Just for food, petrol and power, we could never have got by on that, especially in those months when the car broke down or the hot water heater had to be replaced, or the bathroom plumbing leaked and collapsed the ceiling of the flat downstairs, or the Victorian drinking water system for the estate needed revamping. If my husband had given up his company to stay at home and look after the children we would have been better off, but still not enough to survive on my income alone, let alone pay anyone back.

So by the autumn of 2013 this had been going on for a while, and I had seen it coming from the moment I realised that I was pregnant with my daughter, but still, I had been unable to prevent it. We were getting by on substantial loans from family and friends, with no realistic way to pay them back in the future – at least until the children were both old enough for school…it seemed that there was just no way out on that dark day last autumn.

Once I was back home from my stay in hospital I realised that with £15,000 debt to banks, more than that figure owed to friends and family, more than £4000 debt to the student loan company still, a £185,000 mortgage and £2500 outstanding to pay the HMRC, something had to change dramatically. Slogging away, pinching the pennies and trying our best, clearly was not enough. But checking out was not going to provide a better life for my children. I realised that we faced two choices:

Option 1 was to sell the flat and try to rent something smaller which might just make enough difference to mean that we could halt our slide into further debt. If you work in Berkshire, this would be very hard to find. Our chances of being able to reduce our debts in such a situation would be slight, and it would take many more years of slogging to the bone, being too exhausted to give our children, or each other, the love and attention they deserve, but at least we would be surviving (but with high risk of repeat and prolonged stays on the psychiatric ward).

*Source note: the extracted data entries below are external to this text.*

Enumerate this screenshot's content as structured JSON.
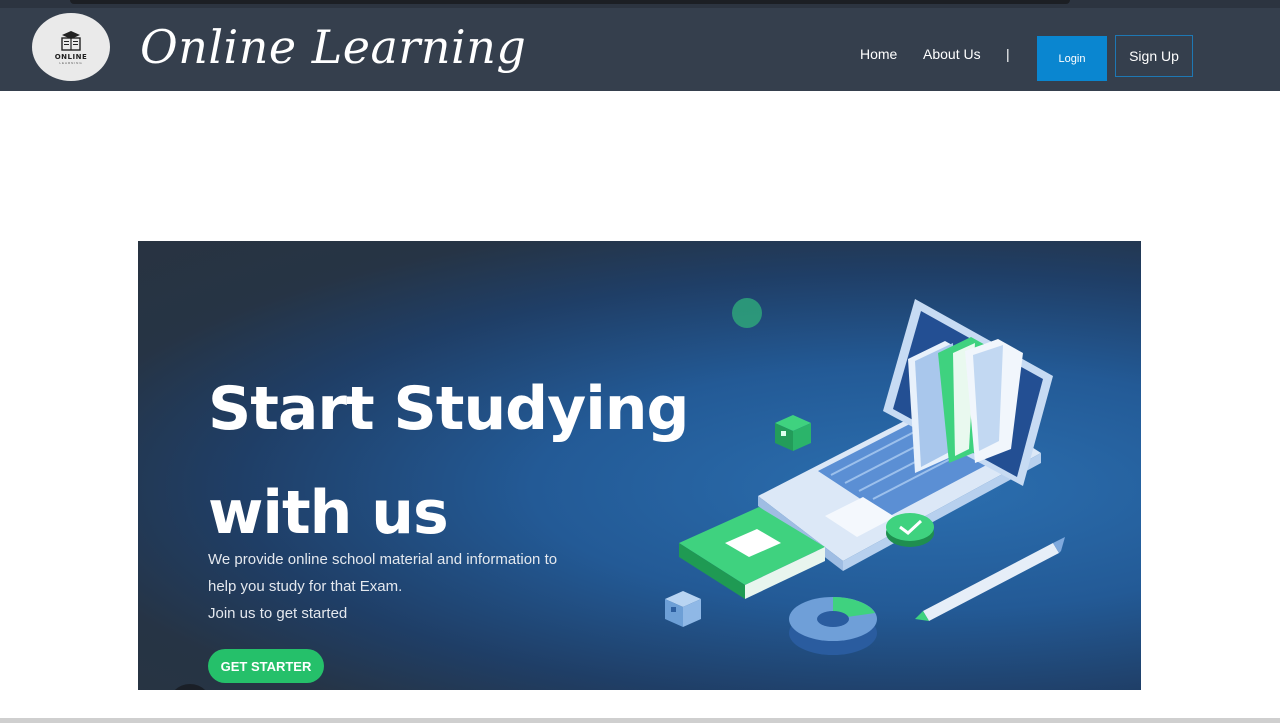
{
  "navbar": {
    "logo": {
      "text": "ONLINE",
      "subtext": "LEARNING"
    },
    "brand_title": "Online Learning",
    "links": [
      {
        "label": "Home"
      },
      {
        "label": "About Us"
      }
    ],
    "separator": "|",
    "login_label": "Login",
    "signup_label": "Sign Up",
    "colors": {
      "bar": "#353f4d",
      "login_bg": "#0a86d0",
      "signup_border": "#1e78b4"
    }
  },
  "hero": {
    "headline_line1": "Start Studying",
    "headline_line2": "with us",
    "description_line1": "We provide online school material and information to",
    "description_line2": "help you study for that Exam.",
    "description_line3": "Join us to get started",
    "cta_label": "GET STARTER",
    "illustration": "laptop-books-icon",
    "colors": {
      "cta": "#25c06a",
      "accent_green": "#2ecc71",
      "background_dark": "#283341",
      "background_blue": "#2b6fb0"
    }
  }
}
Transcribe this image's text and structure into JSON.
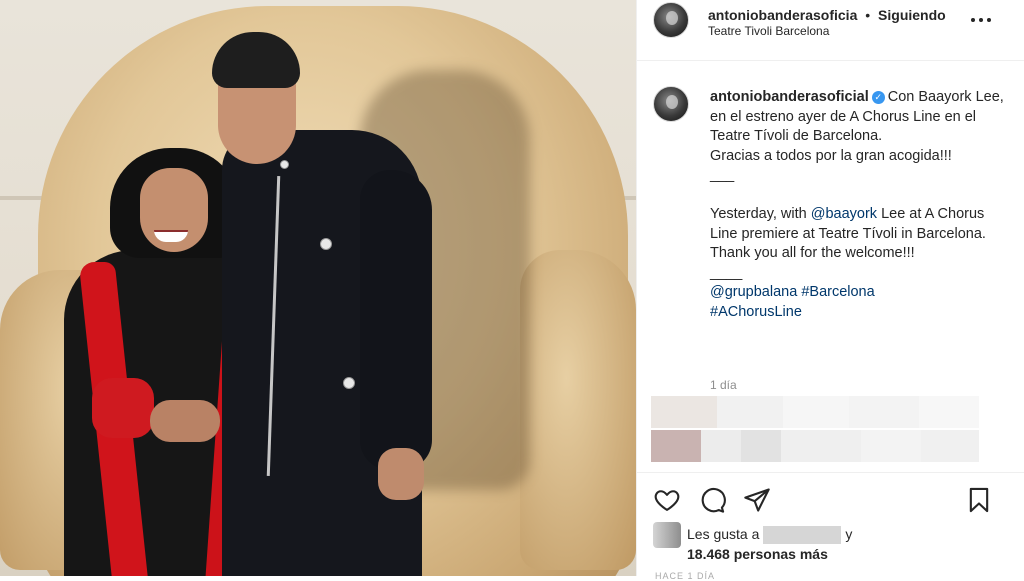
{
  "post": {
    "username": "antoniobanderasoficial",
    "header_username": "antoniobanderasoficia",
    "dot": "•",
    "follow_status": "Siguiendo",
    "location": "Teatre Tivoli Barcelona"
  },
  "caption": {
    "intro": "Con Baayork Lee, en el estreno ayer de A Chorus Line en el Teatre Tívoli de Barcelona.",
    "thanks": "Gracias a todos por la gran acogida!!!",
    "sep1": "___",
    "en_prefix": "Yesterday, with ",
    "mention_baayork": "@baayork",
    "en_suffix": " Lee at A Chorus Line premiere at Teatre Tívoli in Barcelona. Thank you all for the welcome!!!",
    "sep2": "____",
    "mention_grupbalana": "@grupbalana",
    "tag_barcelona": "#Barcelona",
    "tag_achorusline": "#AChorusLine",
    "time_ago": "1 día"
  },
  "likes": {
    "prefix": "Les gusta a",
    "and": "y",
    "count_text": "18.468 personas más"
  },
  "footer": {
    "cut_text": "HACE 1 DÍA"
  },
  "icons": [
    "more-icon",
    "verified-icon",
    "heart-icon",
    "comment-icon",
    "share-icon",
    "bookmark-icon"
  ],
  "colors": {
    "link": "#00376b",
    "verified": "#3897f0",
    "muted": "#8e8e8e",
    "text": "#262626"
  }
}
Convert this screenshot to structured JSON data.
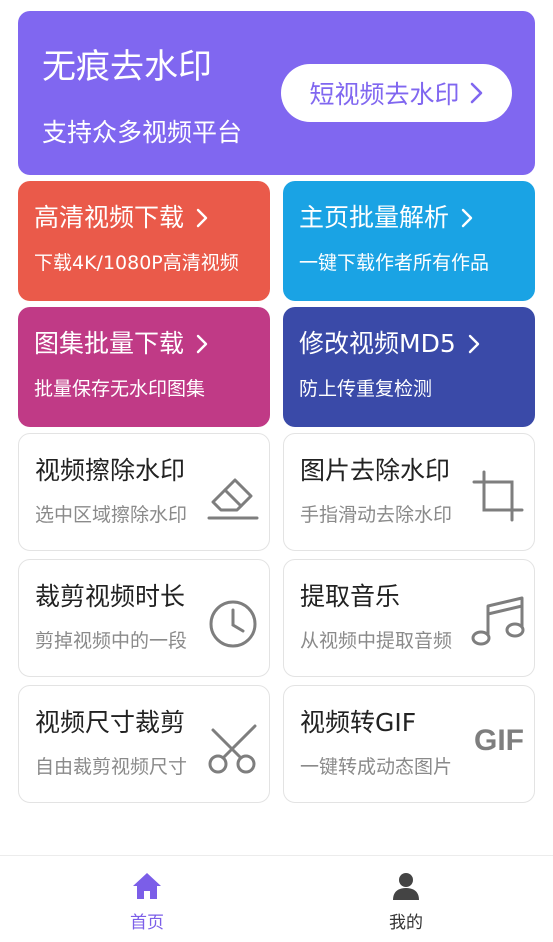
{
  "hero": {
    "title": "无痕去水印",
    "subtitle": "支持众多视频平台",
    "button_label": "短视频去水印"
  },
  "feature_tiles": [
    {
      "title": "高清视频下载",
      "subtitle": "下载4K/1080P高清视频",
      "color": "#ea5a4a"
    },
    {
      "title": "主页批量解析",
      "subtitle": "一键下载作者所有作品",
      "color": "#1aa3e4"
    },
    {
      "title": "图集批量下载",
      "subtitle": "批量保存无水印图集",
      "color": "#c03a86"
    },
    {
      "title": "修改视频MD5",
      "subtitle": "防上传重复检测",
      "color": "#3a4aa8"
    }
  ],
  "tools": [
    {
      "title": "视频擦除水印",
      "subtitle": "选中区域擦除水印",
      "icon": "eraser-icon"
    },
    {
      "title": "图片去除水印",
      "subtitle": "手指滑动去除水印",
      "icon": "crop-icon"
    },
    {
      "title": "裁剪视频时长",
      "subtitle": "剪掉视频中的一段",
      "icon": "clock-icon"
    },
    {
      "title": "提取音乐",
      "subtitle": "从视频中提取音频",
      "icon": "music-note-icon"
    },
    {
      "title": "视频尺寸裁剪",
      "subtitle": "自由裁剪视频尺寸",
      "icon": "scissors-icon"
    },
    {
      "title": "视频转GIF",
      "subtitle": "一键转成动态图片",
      "icon": "gif-icon",
      "icon_text": "GIF"
    }
  ],
  "tabbar": {
    "home_label": "首页",
    "mine_label": "我的",
    "active_color": "#7b5ee8"
  }
}
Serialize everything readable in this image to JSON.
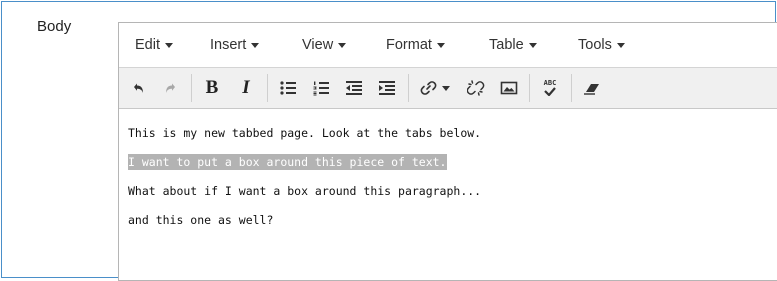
{
  "field": {
    "label": "Body"
  },
  "menubar": {
    "items": [
      "Edit",
      "Insert",
      "View",
      "Format",
      "Table",
      "Tools"
    ]
  },
  "toolbar": {
    "icons": [
      "undo-icon",
      "redo-icon",
      "bold-icon",
      "italic-icon",
      "bullet-list-icon",
      "numbered-list-icon",
      "outdent-icon",
      "indent-icon",
      "link-icon",
      "unlink-icon",
      "image-icon",
      "spellcheck-icon",
      "eraser-icon"
    ],
    "bold_glyph": "B",
    "italic_glyph": "I",
    "spell_glyph": "ABC"
  },
  "content": {
    "paragraphs": [
      "This is my new tabbed page. Look at the tabs below.",
      "I want to put a box around this piece of text.",
      "What about if I want a box around this paragraph...",
      "and this one as well?"
    ]
  }
}
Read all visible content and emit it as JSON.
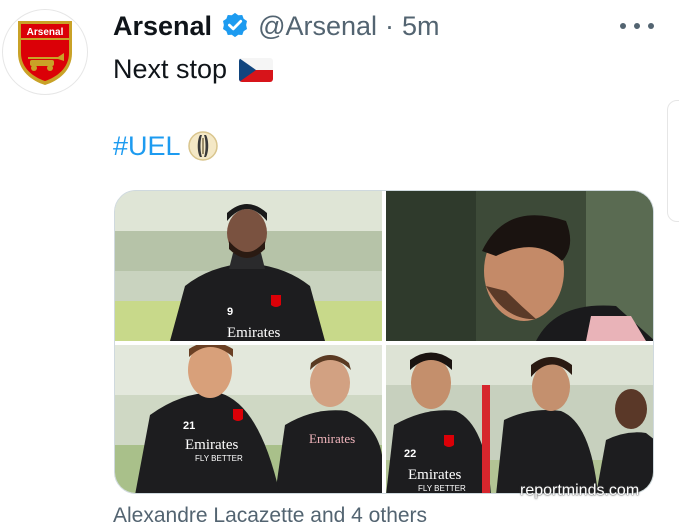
{
  "tweet": {
    "display_name": "Arsenal",
    "handle": "@Arsenal",
    "separator": "·",
    "time": "5m",
    "text": "Next stop",
    "flag_icon": "czech-flag-icon",
    "hashtag": "#UEL",
    "hashtag_icon": "europa-league-trophy-icon",
    "tagged_people": "Alexandre Lacazette and 4 others",
    "watermark": "reportminds.com",
    "photos": [
      {
        "subject": "player-9-jersey",
        "number": "9"
      },
      {
        "subject": "player-profile"
      },
      {
        "subject": "players-21-and-16",
        "number": "21"
      },
      {
        "subject": "players-22-with-pole",
        "number": "22"
      }
    ],
    "jersey_sponsor": "Emirates",
    "jersey_slogan": "FLY BETTER"
  },
  "colors": {
    "link": "#1d9bf0",
    "verified": "#1d9bf0",
    "secondary_text": "#536471",
    "arsenal_red": "#db0007",
    "arsenal_gold": "#c9a227"
  }
}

Fortunately for us all, thanks to my engineering job in a major international contracting firm, we had a second option which was sometimes available. We could leave The UK System far behind. Or at least I could.

Option 2 involved hoping for a position overseas to come up and persuading my company and that particular client that I should be sent for the job. Hopefully that would also be somewhere not too dangerous, and if possible, not too far for my husband to visit me and our tiny children. Very luckily for us, such a position came up and my immediate managers supported my bid to go. So now we have a new life, we can pay our bills each month (in both the UK and Dubai), I work long hours (48 per week), but with the help of a live-in maid the laundry gets done, we eat well, we pay no tax, and I spend some quality time with my children every single day. This comes at the price of the children only seeing Daddy for one weekend each month, and no longer seeing the rest of our family and friends, except via Facebook and Skype.

But I can sleep at night, knowing that by the end of this 2014/15 tax year, I should be able to pay back everyone who has lent us so much money since our son was born. We just have to stay away until my son can start school and my overseas earnings will definitely be tax free. By my engineering estimate we have another 12 to 15 months remaining in fiscal-exile.